Pricing model cadence standardization. A prediction market operator serving a national book can run tighter pricing loops because market-maker inventory is pooled across users rather than walled off per state. This rewards vendors whose models price at higher frequency and lower latency. Vendors selling “odds every five minutes” lose. Vendors pricing continuously against volume-weighted probability at resolution horizon win.

Data portability across venues. The ruling does not consolidate Kalshi and Polymarket into a single venue, but it makes the case for cross-venue CLV measurement concrete. An operator trading against both needs a normalized probability benchmark that does not depend on venue-specific closing mechanics. Vendors whose CLV stack treats closing-line-value as venue-specific are already behind.

Risk desk tooling for real-time exposure. National-scale prediction markets concentrate exposure faster than state-siloed sportsbooks. The risk desk’s tooling has to surface aggregate position, not regional position. A vendor selling state-by-state exposure dashboards is solving yesterday’s problem.
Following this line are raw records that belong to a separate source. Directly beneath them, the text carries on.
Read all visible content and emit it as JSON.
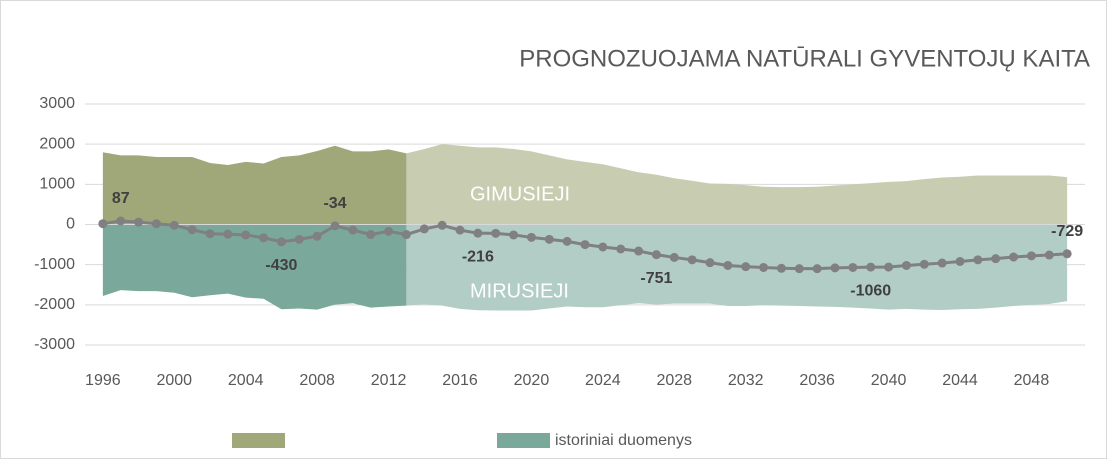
{
  "chart_data": {
    "type": "area",
    "title": "PROGNOZUOJAMA NATŪRALI GYVENTOJŲ KAITA",
    "x": [
      1996,
      1997,
      1998,
      1999,
      2000,
      2001,
      2002,
      2003,
      2004,
      2005,
      2006,
      2007,
      2008,
      2009,
      2010,
      2011,
      2012,
      2013,
      2014,
      2015,
      2016,
      2017,
      2018,
      2019,
      2020,
      2021,
      2022,
      2023,
      2024,
      2025,
      2026,
      2027,
      2028,
      2029,
      2030,
      2031,
      2032,
      2033,
      2034,
      2035,
      2036,
      2037,
      2038,
      2039,
      2040,
      2041,
      2042,
      2043,
      2044,
      2045,
      2046,
      2047,
      2048,
      2049,
      2050
    ],
    "xlim": [
      1995,
      2051
    ],
    "xticks": [
      1996,
      2000,
      2004,
      2008,
      2012,
      2016,
      2020,
      2024,
      2028,
      2032,
      2036,
      2040,
      2044,
      2048
    ],
    "ylim": [
      -3000,
      3000
    ],
    "yticks": [
      -3000,
      -2000,
      -1000,
      0,
      1000,
      2000,
      3000
    ],
    "grid": true,
    "series": [
      {
        "color": "#a0a778",
        "values": [
          1800,
          1720,
          1720,
          1680,
          1680,
          1680,
          1530,
          1480,
          1560,
          1520,
          1680,
          1720,
          1830,
          1960,
          1820,
          1820,
          1870,
          1770,
          null,
          null,
          null,
          null,
          null,
          null,
          null,
          null,
          null,
          null,
          null,
          null,
          null,
          null,
          null,
          null,
          null,
          null,
          null,
          null,
          null,
          null,
          null,
          null,
          null,
          null,
          null,
          null,
          null,
          null,
          null,
          null,
          null,
          null,
          null,
          null,
          null
        ]
      },
      {
        "name": "GIMUSIEJI",
        "color": "#c8cdb2",
        "values": [
          null,
          null,
          null,
          null,
          null,
          null,
          null,
          null,
          null,
          null,
          null,
          null,
          null,
          null,
          null,
          null,
          null,
          1770,
          1880,
          2000,
          1960,
          1920,
          1920,
          1880,
          1820,
          1720,
          1620,
          1560,
          1500,
          1400,
          1300,
          1240,
          1150,
          1090,
          1020,
          1010,
          980,
          940,
          930,
          930,
          940,
          970,
          1000,
          1030,
          1060,
          1080,
          1130,
          1170,
          1190,
          1220,
          1220,
          1220,
          1220,
          1220,
          1180
        ]
      },
      {
        "name": "istoriniai duomenys",
        "color": "#7aa89a",
        "values": [
          -1780,
          -1633,
          -1660,
          -1660,
          -1700,
          -1810,
          -1760,
          -1720,
          -1820,
          -1850,
          -2110,
          -2090,
          -2120,
          -1994,
          -1960,
          -2070,
          -2040,
          -2020,
          null,
          null,
          null,
          null,
          null,
          null,
          null,
          null,
          null,
          null,
          null,
          null,
          null,
          null,
          null,
          null,
          null,
          null,
          null,
          null,
          null,
          null,
          null,
          null,
          null,
          null,
          null,
          null,
          null,
          null,
          null,
          null,
          null,
          null,
          null,
          null,
          null
        ]
      },
      {
        "name": "MIRUSIEJI",
        "color": "#b2cdc5",
        "values": [
          null,
          null,
          null,
          null,
          null,
          null,
          null,
          null,
          null,
          null,
          null,
          null,
          null,
          null,
          null,
          null,
          null,
          -2020,
          -1990,
          -2020,
          -2100,
          -2136,
          -2140,
          -2140,
          -2140,
          -2090,
          -2040,
          -2060,
          -2060,
          -2010,
          -1960,
          -1991,
          -1970,
          -1970,
          -1970,
          -2030,
          -2030,
          -2010,
          -2020,
          -2030,
          -2040,
          -2050,
          -2070,
          -2090,
          -2120,
          -2100,
          -2120,
          -2130,
          -2110,
          -2100,
          -2070,
          -2030,
          -2000,
          -1980,
          -1909
        ]
      },
      {
        "type": "line",
        "color": "#808080",
        "values": [
          20,
          87,
          60,
          20,
          -20,
          -130,
          -230,
          -240,
          -260,
          -330,
          -430,
          -370,
          -290,
          -34,
          -140,
          -250,
          -170,
          -250,
          -110,
          -20,
          -140,
          -216,
          -220,
          -260,
          -320,
          -370,
          -420,
          -500,
          -560,
          -610,
          -660,
          -751,
          -820,
          -880,
          -950,
          -1020,
          -1050,
          -1070,
          -1090,
          -1100,
          -1100,
          -1080,
          -1070,
          -1060,
          -1060,
          -1020,
          -990,
          -960,
          -920,
          -880,
          -850,
          -810,
          -780,
          -760,
          -729
        ],
        "value_labels": [
          null,
          "87",
          null,
          null,
          null,
          null,
          null,
          null,
          null,
          null,
          "-430",
          null,
          null,
          "-34",
          null,
          null,
          null,
          null,
          null,
          null,
          null,
          "-216",
          null,
          null,
          null,
          null,
          null,
          null,
          null,
          null,
          null,
          "-751",
          null,
          null,
          null,
          null,
          null,
          null,
          null,
          null,
          null,
          null,
          null,
          "-1060",
          null,
          null,
          null,
          null,
          null,
          null,
          null,
          null,
          null,
          null,
          "-729"
        ]
      }
    ]
  }
}
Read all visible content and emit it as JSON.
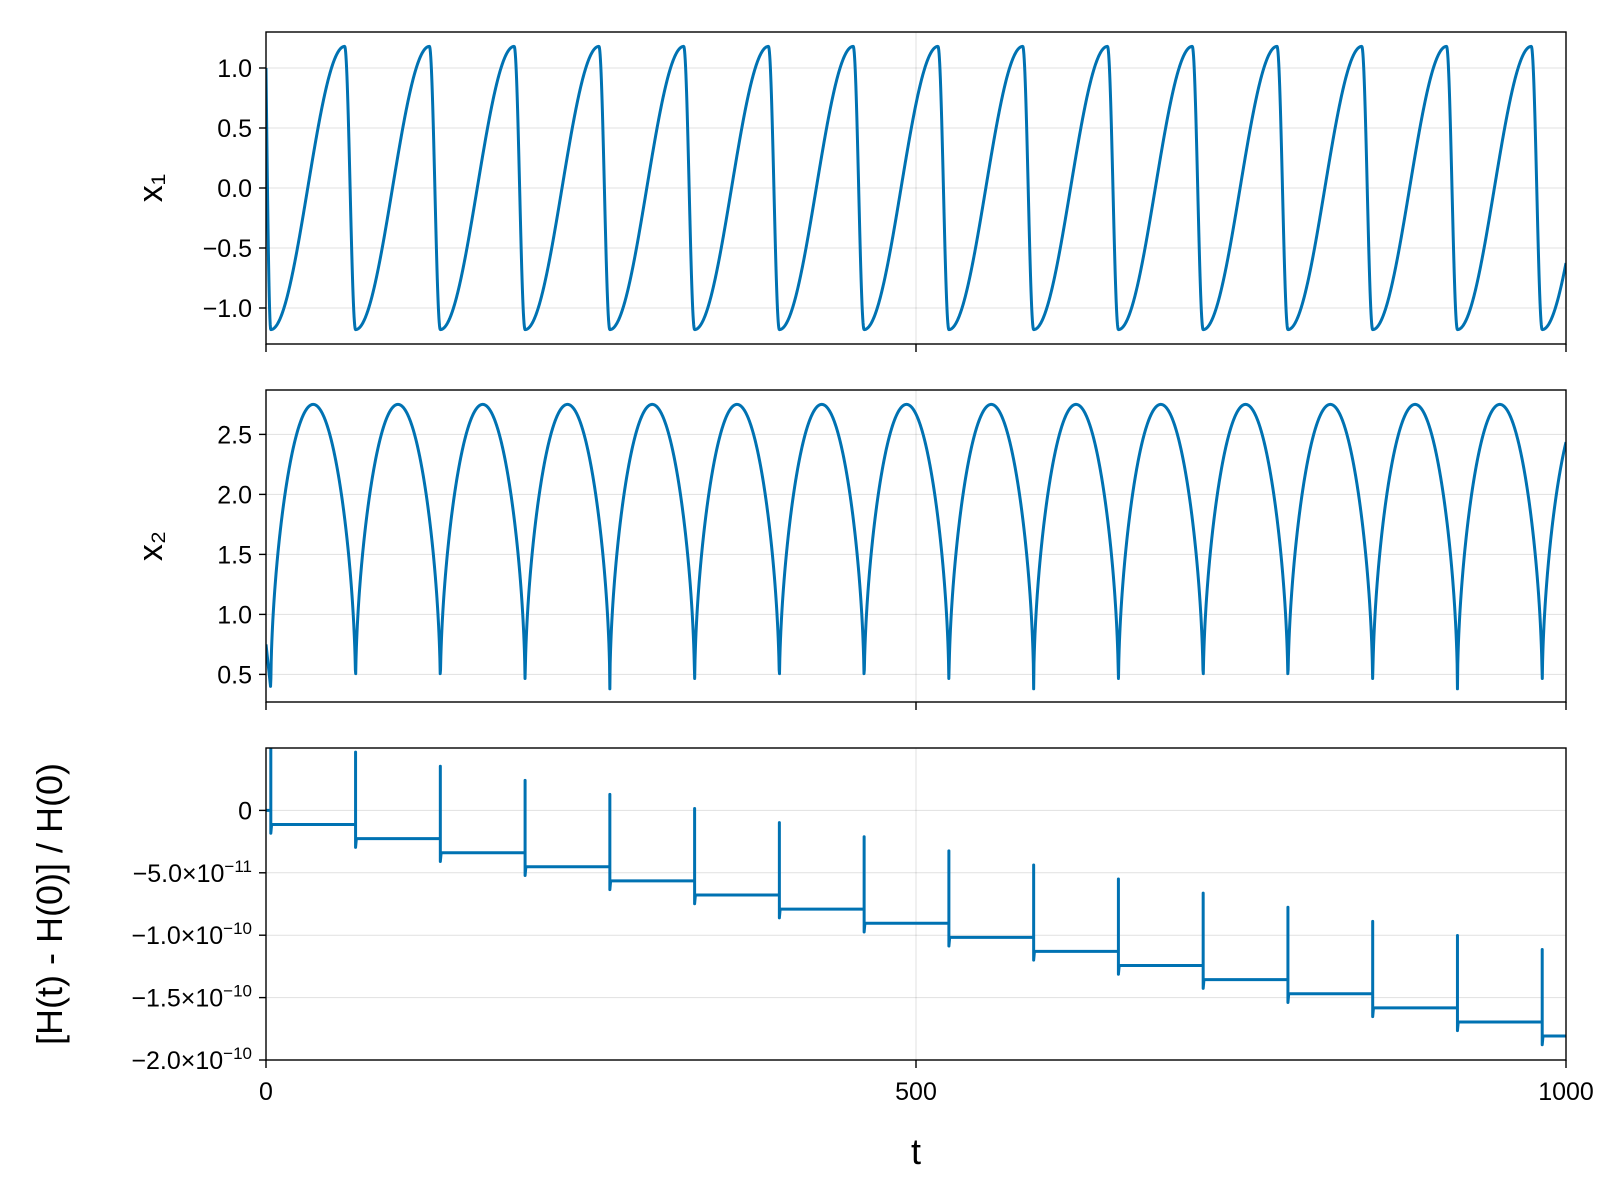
{
  "colors": {
    "series": "#0072b2"
  },
  "chart_data": [
    {
      "type": "line",
      "panel": "top",
      "ylabel": "x₁",
      "xlim": [
        0,
        1000
      ],
      "ylim": [
        -1.3,
        1.3
      ],
      "yticks": [
        1.0,
        0.5,
        0.0,
        -0.5,
        -1.0
      ],
      "ytick_labels": [
        "1.0",
        "0.5",
        "0.0",
        "−0.5",
        "−1.0"
      ],
      "xticks": [
        0,
        500,
        1000
      ],
      "show_xtick_labels": false,
      "grid": true,
      "series": [
        {
          "kind": "relaxation",
          "period": 65.2,
          "peak_offset": 60.5,
          "trough_offset": 3.7,
          "amplitude": 1.18,
          "start_value": 1.0,
          "t_end": 1000,
          "end_value": -0.35
        }
      ]
    },
    {
      "type": "line",
      "panel": "middle",
      "ylabel": "x₂",
      "xlim": [
        0,
        1000
      ],
      "ylim": [
        0.27,
        2.87
      ],
      "yticks": [
        2.5,
        2.0,
        1.5,
        1.0,
        0.5
      ],
      "ytick_labels": [
        "2.5",
        "2.0",
        "1.5",
        "1.0",
        "0.5"
      ],
      "xticks": [
        0,
        500,
        1000
      ],
      "show_xtick_labels": false,
      "grid": true,
      "series": [
        {
          "kind": "arches",
          "period": 65.2,
          "first_min": 3.7,
          "min_value": 0.38,
          "max_value": 2.75,
          "start_value": 0.75,
          "t_end": 1000,
          "end_value": 2.68
        }
      ]
    },
    {
      "type": "line",
      "panel": "bottom",
      "xlabel": "t",
      "ylabel": "[H(t) - H(0)] / H(0)",
      "xlim": [
        0,
        1000
      ],
      "ylim": [
        -2e-10,
        5e-11
      ],
      "yticks": [
        0,
        -5e-11,
        -1e-10,
        -1.5e-10,
        -2e-10
      ],
      "ytick_labels": [
        {
          "base": "0",
          "exp": ""
        },
        {
          "base": "−5.0×10",
          "exp": "−11"
        },
        {
          "base": "−1.0×10",
          "exp": "−10"
        },
        {
          "base": "−1.5×10",
          "exp": "−10"
        },
        {
          "base": "−2.0×10",
          "exp": "−10"
        }
      ],
      "xticks": [
        0,
        500,
        1000
      ],
      "xtick_labels": [
        "0",
        "500",
        "1000"
      ],
      "grid": true,
      "series": [
        {
          "kind": "steps",
          "period": 65.2,
          "first_jump": 3.7,
          "step": -1.13e-11,
          "spike_up": 5.8e-11,
          "spike_down": -7e-12,
          "t_end": 1000
        }
      ]
    }
  ]
}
03 · Three questions every operator should ask this month

The ruling creates a narrow window during which procurement decisions can be reset without looking reactive. Any operator serious about the post-preemption environment should be working through three questions this month, not this quarter.

First: does our model infrastructure assume national pricing cadence or legacy state-configurable cadence? If the latter, what is the migration cost?

Second: is our CLV measurement portable across Kalshi and Polymarket, or venue-specific? Cross-venue portability was a nice-to-have before the ruling. It is now a vendor qualification filter.

Third: does our risk desk aggregate exposure at a national layer or a per-state layer? National-layer aggregation is the only scalable answer post-preemption.

These are not exotic questions. Asked honestly, they eliminate most off-the-shelf sportsbook-infrastructure vendors from serious prediction market procurement.

04 · Residual risk worth pricing

The ruling is not the final word. Three risks remain and should be priced into any eighteen-month strategic plan.

Supreme Court timeline. Legal observers expect a cert petition from the state side, likely reaching the Supreme Court in 2027 or 2028. A reversal on preemption would reopen every question this ruling closed. The base case, given the Court’s recent posture on agency authority, is that CFTC preemption survives. The tail risk is real.

Circuit splits. A Ninth Circuit or Fifth Circuit panel reaching the opposite conclusion would force Supreme Court review faster and create a patchwork in the interim. Operators should track pending cases in those circuits closely.

Nevada outlier. Nevada’s gaming regulators have been the most aggressive and have the most developed enforcement capability. A Nevada state court ruling that declines to follow federal preemption reasoning would create operational complexity even if legally incorrect. Nevada is also, not coincidentally, where the Vegas sharp-book ecosystem lives. Any operator building infrastructure for sharp counterparties needs a Nevada-specific compliance posture regardless of what other states do.

05 · The read from here

This is the clearest structural tailwind the infrastructure-layer thesis has received since Kalshi first filed sports contracts in January 2025. The procurement argument is validated: a prediction market operator is buying a national ops stack, not fifty state-specific ops stacks. The vendors who priced for that assumption two years early are the obvious picks now.

The residual risk we price highest is not legal. It is execution. Operators who use the next six months to keep deferring infrastructure decisions will be worse off than operators who made suboptimal choices quickly. The reset window is open. It closes when the Supreme Court takes cert, because then everyone defers.